Because Scheme is minimal whereas many of the languages you know well are decidely not (Python, Java, C++), it gives us a way to talk about the trade-offs between small and large languages. Because Scheme is minimal, it leaves us a lot of freedom to talk about most every language feature, what they are useful for, how to implement them, and what trade-offs they impose on us. Because Scheme is minimal, it is small enough for us to master it well enough to implement language interpreters in it.

Questions about Racket in the World

Why use Racket to study programming languages?
If Scheme has one niche to fill in the universe, it is as a tool for studying languages. Scheme defines only a minimal number of features, providing the atoms out of which we can build and understand the molecules that are programming language features. Racket extends Scheme but retains the features that make it a perfect vehicle for studying programming languages.

One of the reasons that Racket works so well for studying languages is that symbols and lists are two of its primary data types. In any language, once you move past the surface syntax, a program can be thought of as a tree of symbols and values. Trees are easily represented as lists of lists in Racket, and symbols are first-order values.

Finally, as we will learn soon, programs are recursively defined data structures, and using a functional programming style exposes this in the interpreters we write. Even more, functional programming takes advantage of the recursive nature of programs to produce small, simple, and relatively easy to understand interpreters.

What can Racket do as a programming language?
Anything that any other "general-purpose" language can do.

This is true in a theoretical sense, because Racket — and even Scheme — is "universal": any computable function can be computed in it.

But Racket is universal in a practical sense, too. People use Racket to write business data processing software, network control software, AI programs, and even computer games.

The Racket team eats its own dog food: Racket and all of its tools, including Dr. Racket, are written in Racket, even the web server that supports https://racket-lang.org/.

Of course, like any language, it is better suited for some tasks than for others. Of course, the beauty of Racket is that you can extend it to include any feature that you want, or you can rather easily write an interpreter for a more suitable task-specific language. That is The Racket Way.

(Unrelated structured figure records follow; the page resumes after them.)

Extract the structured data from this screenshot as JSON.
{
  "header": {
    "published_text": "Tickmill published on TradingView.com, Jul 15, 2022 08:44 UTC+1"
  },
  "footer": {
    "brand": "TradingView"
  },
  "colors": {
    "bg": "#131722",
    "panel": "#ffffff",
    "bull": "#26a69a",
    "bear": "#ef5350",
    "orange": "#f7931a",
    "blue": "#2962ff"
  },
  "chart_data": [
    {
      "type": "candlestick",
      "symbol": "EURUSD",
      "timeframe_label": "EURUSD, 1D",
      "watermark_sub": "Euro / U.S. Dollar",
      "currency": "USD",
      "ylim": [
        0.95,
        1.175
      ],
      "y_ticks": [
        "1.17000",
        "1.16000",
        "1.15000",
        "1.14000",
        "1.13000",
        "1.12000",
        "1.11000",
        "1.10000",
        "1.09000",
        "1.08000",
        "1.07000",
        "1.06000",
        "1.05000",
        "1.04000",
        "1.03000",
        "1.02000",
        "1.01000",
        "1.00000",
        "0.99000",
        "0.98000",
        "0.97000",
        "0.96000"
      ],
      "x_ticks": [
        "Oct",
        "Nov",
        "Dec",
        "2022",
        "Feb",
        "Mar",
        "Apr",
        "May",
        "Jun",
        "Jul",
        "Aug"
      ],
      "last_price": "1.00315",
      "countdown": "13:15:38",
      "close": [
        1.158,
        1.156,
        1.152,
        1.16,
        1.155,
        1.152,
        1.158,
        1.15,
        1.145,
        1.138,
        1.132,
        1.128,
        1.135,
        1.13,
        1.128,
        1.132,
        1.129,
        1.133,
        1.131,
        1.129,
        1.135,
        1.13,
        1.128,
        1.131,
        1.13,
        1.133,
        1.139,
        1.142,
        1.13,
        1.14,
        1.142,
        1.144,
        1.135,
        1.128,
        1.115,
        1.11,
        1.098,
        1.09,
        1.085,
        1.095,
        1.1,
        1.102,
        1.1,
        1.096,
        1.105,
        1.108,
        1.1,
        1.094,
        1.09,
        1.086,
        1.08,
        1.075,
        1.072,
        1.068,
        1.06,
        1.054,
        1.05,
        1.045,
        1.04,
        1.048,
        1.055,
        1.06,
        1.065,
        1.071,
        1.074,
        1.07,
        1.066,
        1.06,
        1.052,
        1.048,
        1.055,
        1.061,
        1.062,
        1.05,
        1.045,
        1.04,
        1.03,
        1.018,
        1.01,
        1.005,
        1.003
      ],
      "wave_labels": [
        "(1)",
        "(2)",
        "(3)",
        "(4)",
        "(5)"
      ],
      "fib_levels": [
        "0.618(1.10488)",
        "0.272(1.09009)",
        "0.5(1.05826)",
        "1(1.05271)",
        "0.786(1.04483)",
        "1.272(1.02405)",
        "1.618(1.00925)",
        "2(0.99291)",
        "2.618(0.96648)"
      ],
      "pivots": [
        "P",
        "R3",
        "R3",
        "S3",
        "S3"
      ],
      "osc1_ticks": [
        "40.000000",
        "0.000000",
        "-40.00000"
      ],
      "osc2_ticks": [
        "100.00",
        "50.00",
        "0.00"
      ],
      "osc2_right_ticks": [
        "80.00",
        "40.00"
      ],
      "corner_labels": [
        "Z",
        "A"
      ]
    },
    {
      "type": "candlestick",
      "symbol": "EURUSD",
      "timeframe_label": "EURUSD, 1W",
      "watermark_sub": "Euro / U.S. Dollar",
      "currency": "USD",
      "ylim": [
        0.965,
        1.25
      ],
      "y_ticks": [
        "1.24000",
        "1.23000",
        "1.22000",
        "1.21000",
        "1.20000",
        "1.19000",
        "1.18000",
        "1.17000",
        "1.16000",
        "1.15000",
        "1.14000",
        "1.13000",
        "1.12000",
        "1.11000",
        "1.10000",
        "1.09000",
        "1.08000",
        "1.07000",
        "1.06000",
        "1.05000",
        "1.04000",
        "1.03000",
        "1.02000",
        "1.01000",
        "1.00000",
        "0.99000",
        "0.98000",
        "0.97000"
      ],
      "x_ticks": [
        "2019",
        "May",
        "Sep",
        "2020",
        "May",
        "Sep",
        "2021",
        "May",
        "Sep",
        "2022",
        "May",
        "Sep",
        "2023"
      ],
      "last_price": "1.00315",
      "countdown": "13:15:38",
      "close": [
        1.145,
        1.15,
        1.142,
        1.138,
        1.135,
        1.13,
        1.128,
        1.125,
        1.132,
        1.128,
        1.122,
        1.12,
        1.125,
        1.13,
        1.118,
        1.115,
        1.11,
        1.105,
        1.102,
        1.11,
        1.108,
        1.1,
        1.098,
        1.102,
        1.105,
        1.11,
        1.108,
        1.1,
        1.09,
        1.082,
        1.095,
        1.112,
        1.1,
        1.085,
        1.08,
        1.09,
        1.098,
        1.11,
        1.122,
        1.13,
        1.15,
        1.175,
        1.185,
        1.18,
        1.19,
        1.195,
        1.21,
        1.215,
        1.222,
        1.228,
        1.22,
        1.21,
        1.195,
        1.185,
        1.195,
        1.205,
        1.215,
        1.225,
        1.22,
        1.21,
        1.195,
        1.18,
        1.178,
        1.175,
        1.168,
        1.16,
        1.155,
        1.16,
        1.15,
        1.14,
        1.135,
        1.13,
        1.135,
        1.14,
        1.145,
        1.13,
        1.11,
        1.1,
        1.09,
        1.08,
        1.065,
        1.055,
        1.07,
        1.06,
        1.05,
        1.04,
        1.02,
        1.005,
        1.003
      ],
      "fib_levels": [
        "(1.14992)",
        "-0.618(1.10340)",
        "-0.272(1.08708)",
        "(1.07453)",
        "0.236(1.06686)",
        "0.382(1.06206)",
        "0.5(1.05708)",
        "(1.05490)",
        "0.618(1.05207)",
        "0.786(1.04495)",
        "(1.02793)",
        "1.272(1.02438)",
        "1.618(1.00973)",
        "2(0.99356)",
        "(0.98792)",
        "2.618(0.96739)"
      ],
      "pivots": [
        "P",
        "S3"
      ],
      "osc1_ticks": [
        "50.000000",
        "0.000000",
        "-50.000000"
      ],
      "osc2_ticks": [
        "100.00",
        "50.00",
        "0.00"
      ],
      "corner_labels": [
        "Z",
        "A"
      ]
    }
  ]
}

Is Scheme used for any "real world" programming?
Yes, there are deployed, operational, "real" Scheme programs working out in the world.
  • Several virtual rides at Disney World are controlled by programs written in Chez Scheme, which is the compiler that powers Racket.
  • Boeing and the U.S. Air Force use Racket programs to control large, expensive telescope arrays.
But. If your question is meant to imply that use in "real" applications is necessary before you consider the language worthy of the effort to learn, then my tongue-in-cheek answer becomes, "I don't care". Not every language or skill you learn is directly applicable to your job tomorrow. Our goal at the university is for you to learn ideas that last for a while. No one can predict with any certainty what language — or even kind of language — you will be using in two, five, or ten, years. But I can tell you what principles will underlie their design, implementation, and use.

Learning Racket will help you to learn those principles. It will also help you to learn functional languages, and languages with functional features, more easily later. Practice learning a new language is worth the effort if only because it makes learning the next one easier! (Of course, if none of the tools and languages that you learn as an undergraduate are used in the "real world", then you may have cause to complain...)

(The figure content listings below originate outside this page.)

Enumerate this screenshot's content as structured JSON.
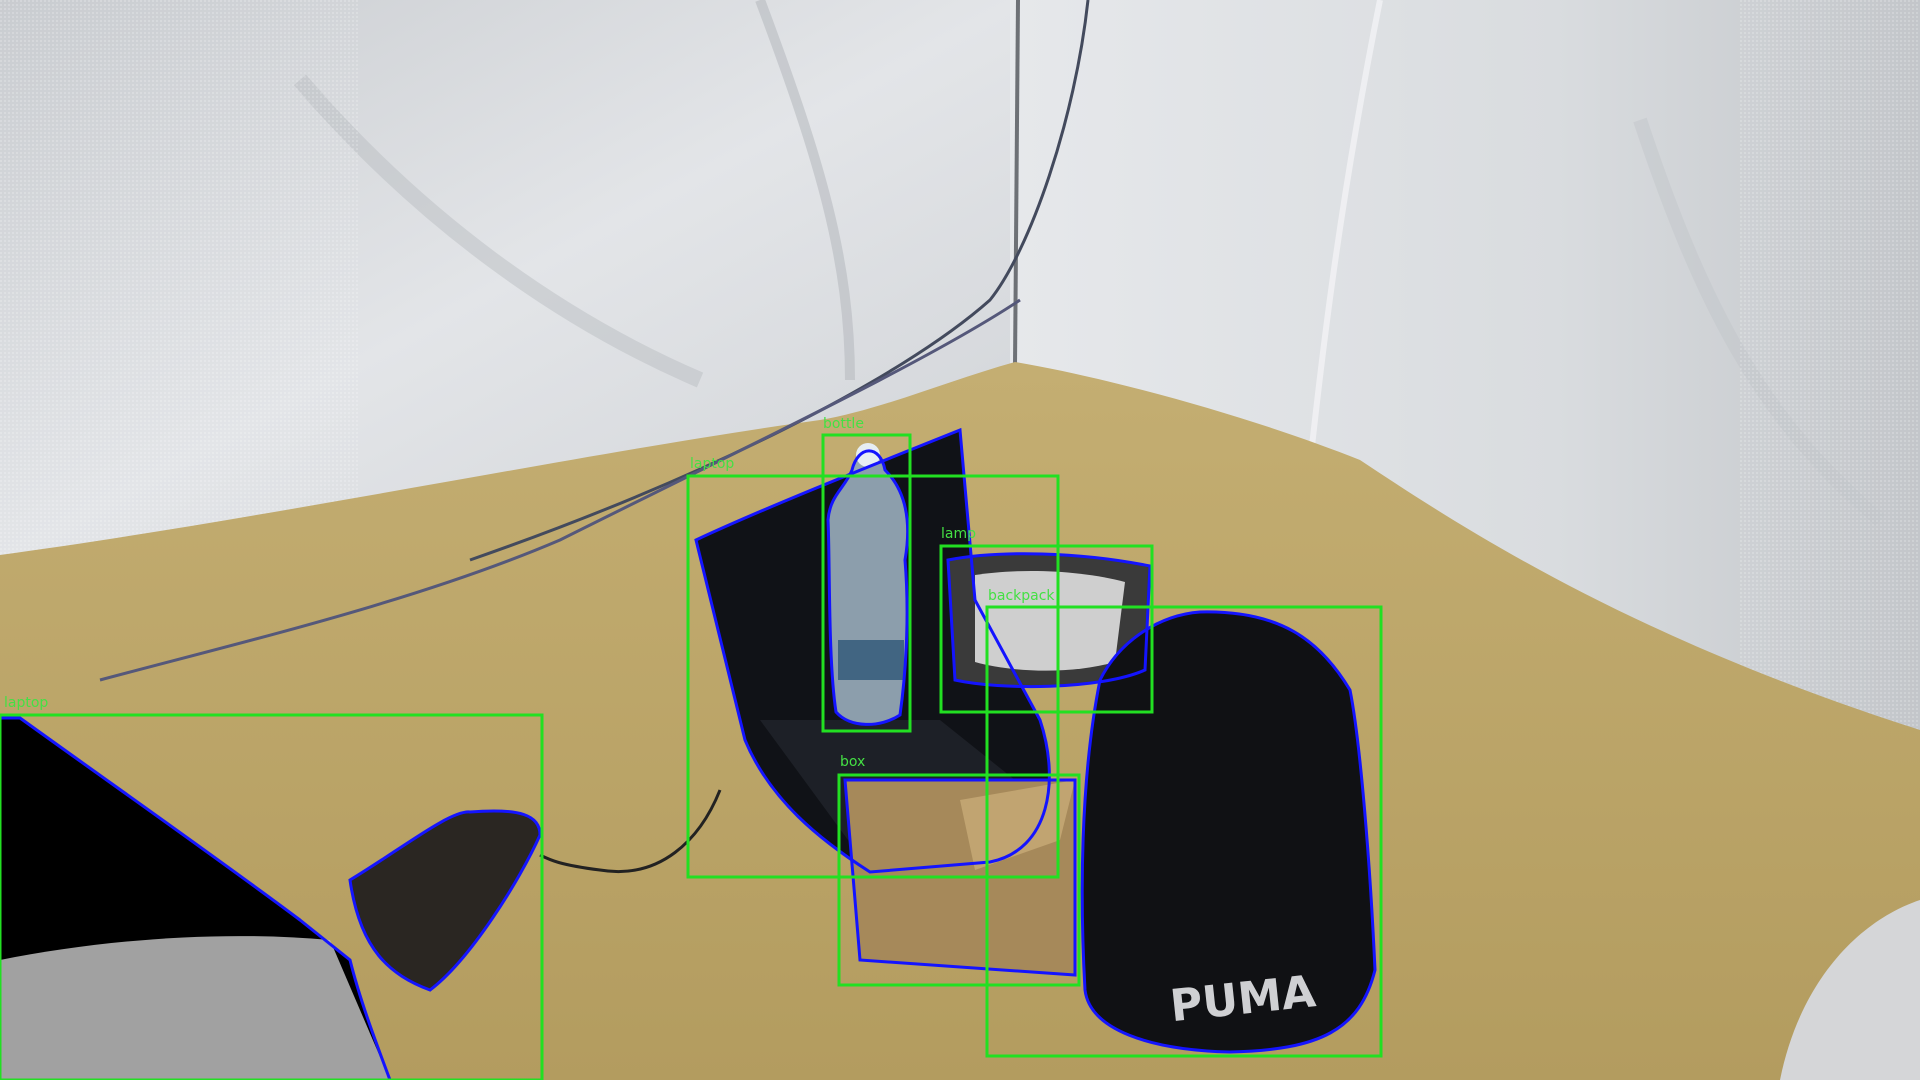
{
  "image": {
    "description_free": true
  },
  "colors": {
    "bbox": "#22e022",
    "label": "#44e044",
    "mask_outline": "#1414ff",
    "wall": "#d7dadd",
    "floor": "#b9a46a"
  },
  "detections": [
    {
      "id": "bottle",
      "label": "bottle"
    },
    {
      "id": "laptop-center",
      "label": "laptop"
    },
    {
      "id": "lamp",
      "label": "lamp"
    },
    {
      "id": "backpack",
      "label": "backpack"
    },
    {
      "id": "box",
      "label": "box"
    },
    {
      "id": "laptop-left",
      "label": "laptop"
    }
  ],
  "brand_text": "PUMA"
}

Then again, if you believe Paul Graham, you should be using Racket or some other Lisp precisely because it is the most powerful language around.

Why have I never heard of Racket or Scheme before? Will it last?
You have lived a short life. Appreciate the opportunity to see the beauty of Racket before heading off into a world filled with Curly Brace People.

Racket forked Scheme. Scheme forked Lisp. Lisp dates to 1958. The first compiler was written in 1962. Scheme dates to the fall of 1975. The code and tool base of Racket date to the mid-1990s. Lisp evolves and survives.